Here, as petitioner concedes that AIG has no liability under the premises rule, the sum she recovered in settlement of her third-party claim must be greater than AIG’s liability, because the injury was noncompensable and AIG’s liability therefore nonexistent. Accordingly, AIG is entitled to recover from petitioner’s third-party settlement all of its payments to her, less her expenses of suit and attorney fees in accordance with § 40.

Allowing third-party reimbursement under § 40 without regard to compensability encourages the employer to make prompt voluntary payments, thereby affording the employee needed funds for medical treatment and the replacement of lost wages. The act encourages the same result through the express assurance of § 15 that the voluntary payment of benefits will not constitute an admission of liability, as well as through the act’s attorney fee provision, which allows an employer to reduce its exposure to payment of the petitioner’s fees by making a timely good-faith tender of compensation.

In addition, permitting AIG a lien against petitioner’s settlement with a third-party tortfeasor pursuant to § 40, even though her injury was ultimately noncompensable, furthers the legislative policy of preventing double recoveries.

Petitioner and the workers’ compensation judge suggest that petitioner has been penalized by AIG’s payment of benefits under § 15, as she would otherwise have had her medical expenses paid by her health insurer. But that ignores the effect of the collateral-source rule, which would require petitioner to disclose to the court any amounts she received from her health insurer and they would have been deducted from any tort judgment. Thus, there is no disadvantage to petitioner in allowing a § 40 lien against her third-party recovery regardless of the compensability of her claim. Because the collateral-source rule expressly excludes workers’ compensation benefits, however, not allowing a lien in this circumstance would undoubtedly result in a double recovery to petitioner.

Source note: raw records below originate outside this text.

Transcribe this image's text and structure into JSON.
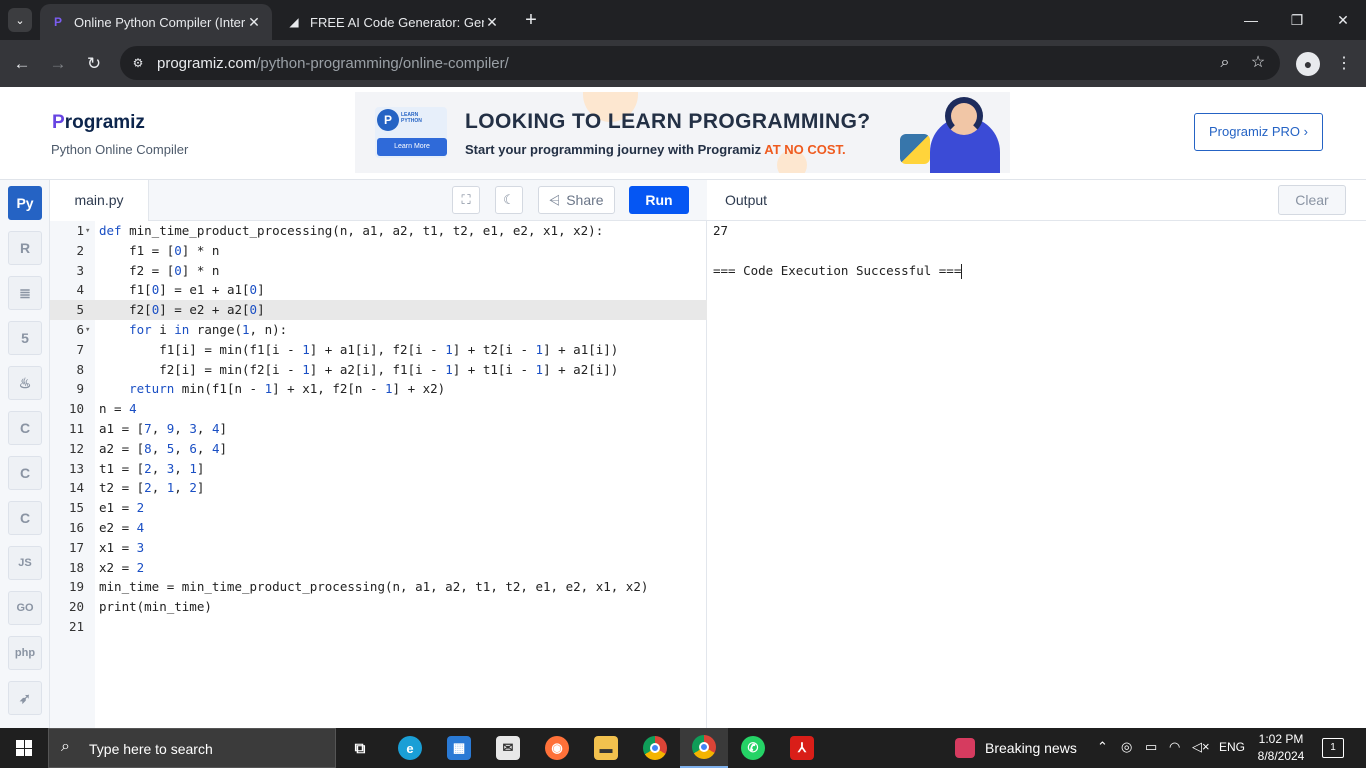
{
  "browser": {
    "tabs": [
      {
        "title": "Online Python Compiler (Interp",
        "active": true
      },
      {
        "title": "FREE AI Code Generator: Gener",
        "active": false
      }
    ],
    "url_host": "programiz.com",
    "url_path": "/python-programming/online-compiler/"
  },
  "site": {
    "logo_p": "P",
    "logo_rest": "rogramiz",
    "subtitle": "Python Online Compiler",
    "banner": {
      "badge_text": "LEARN PYTHON",
      "badge_button": "Learn More",
      "headline": "LOOKING TO LEARN PROGRAMMING?",
      "subline": "Start your programming journey with Programiz ",
      "subline_highlight": "AT NO COST."
    },
    "pro_button": "Programiz PRO ›"
  },
  "sidebar": {
    "languages": [
      {
        "icon": "python-icon",
        "glyph": "Py",
        "active": true
      },
      {
        "icon": "r-icon",
        "glyph": "R"
      },
      {
        "icon": "database-icon",
        "glyph": "≣"
      },
      {
        "icon": "html5-icon",
        "glyph": "5"
      },
      {
        "icon": "java-icon",
        "glyph": "♨"
      },
      {
        "icon": "c-icon",
        "glyph": "C"
      },
      {
        "icon": "cpp-icon",
        "glyph": "C"
      },
      {
        "icon": "csharp-icon",
        "glyph": "C"
      },
      {
        "icon": "js-icon",
        "glyph": "JS"
      },
      {
        "icon": "go-icon",
        "glyph": "GO"
      },
      {
        "icon": "php-icon",
        "glyph": "php"
      },
      {
        "icon": "swift-icon",
        "glyph": "➶"
      }
    ]
  },
  "editor": {
    "file_tab": "main.py",
    "share_label": "Share",
    "run_label": "Run",
    "highlighted_line": 5,
    "lines": [
      "def min_time_product_processing(n, a1, a2, t1, t2, e1, e2, x1, x2):",
      "    f1 = [0] * n",
      "    f2 = [0] * n",
      "    f1[0] = e1 + a1[0]",
      "    f2[0] = e2 + a2[0]",
      "    for i in range(1, n):",
      "        f1[i] = min(f1[i - 1] + a1[i], f2[i - 1] + t2[i - 1] + a1[i])",
      "        f2[i] = min(f2[i - 1] + a2[i], f1[i - 1] + t1[i - 1] + a2[i])",
      "    return min(f1[n - 1] + x1, f2[n - 1] + x2)",
      "n = 4",
      "a1 = [7, 9, 3, 4]",
      "a2 = [8, 5, 6, 4]",
      "t1 = [2, 3, 1]",
      "t2 = [2, 1, 2]",
      "e1 = 2",
      "e2 = 4",
      "x1 = 3",
      "x2 = 2",
      "min_time = min_time_product_processing(n, a1, a2, t1, t2, e1, e2, x1, x2)",
      "print(min_time)",
      ""
    ],
    "fold_lines": [
      1,
      6
    ]
  },
  "output": {
    "title": "Output",
    "clear_label": "Clear",
    "lines": [
      "27",
      "",
      "=== Code Execution Successful ==="
    ]
  },
  "taskbar": {
    "search_placeholder": "Type here to search",
    "news_label": "Breaking news",
    "language": "ENG",
    "time": "1:02 PM",
    "date": "8/8/2024",
    "notification_count": "1"
  },
  "colors": {
    "run_button": "#0556f3",
    "accent_blue": "#2563c4",
    "banner_highlight": "#ef5b1f"
  }
}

Section 40 and the collateral-source statute plainly require that a third-party tortfeasor be held to the full extent of its liability for a workplace injury, that the employer or compensation carrier be repaid for benefits paid to the injured worker pursuant to the act without regard to the compensability of the claim, and that the employee not obtain a double recovery.

The appellate panel reverses, finding AIG is entitled to its lien.

For appellant — John H. Geaney (Capehart & Scatchard; Geaney and Ian G. Zolty on the briefs). For respondent — John J. Jasieniecki (Green, Jasieniecki & Riordan).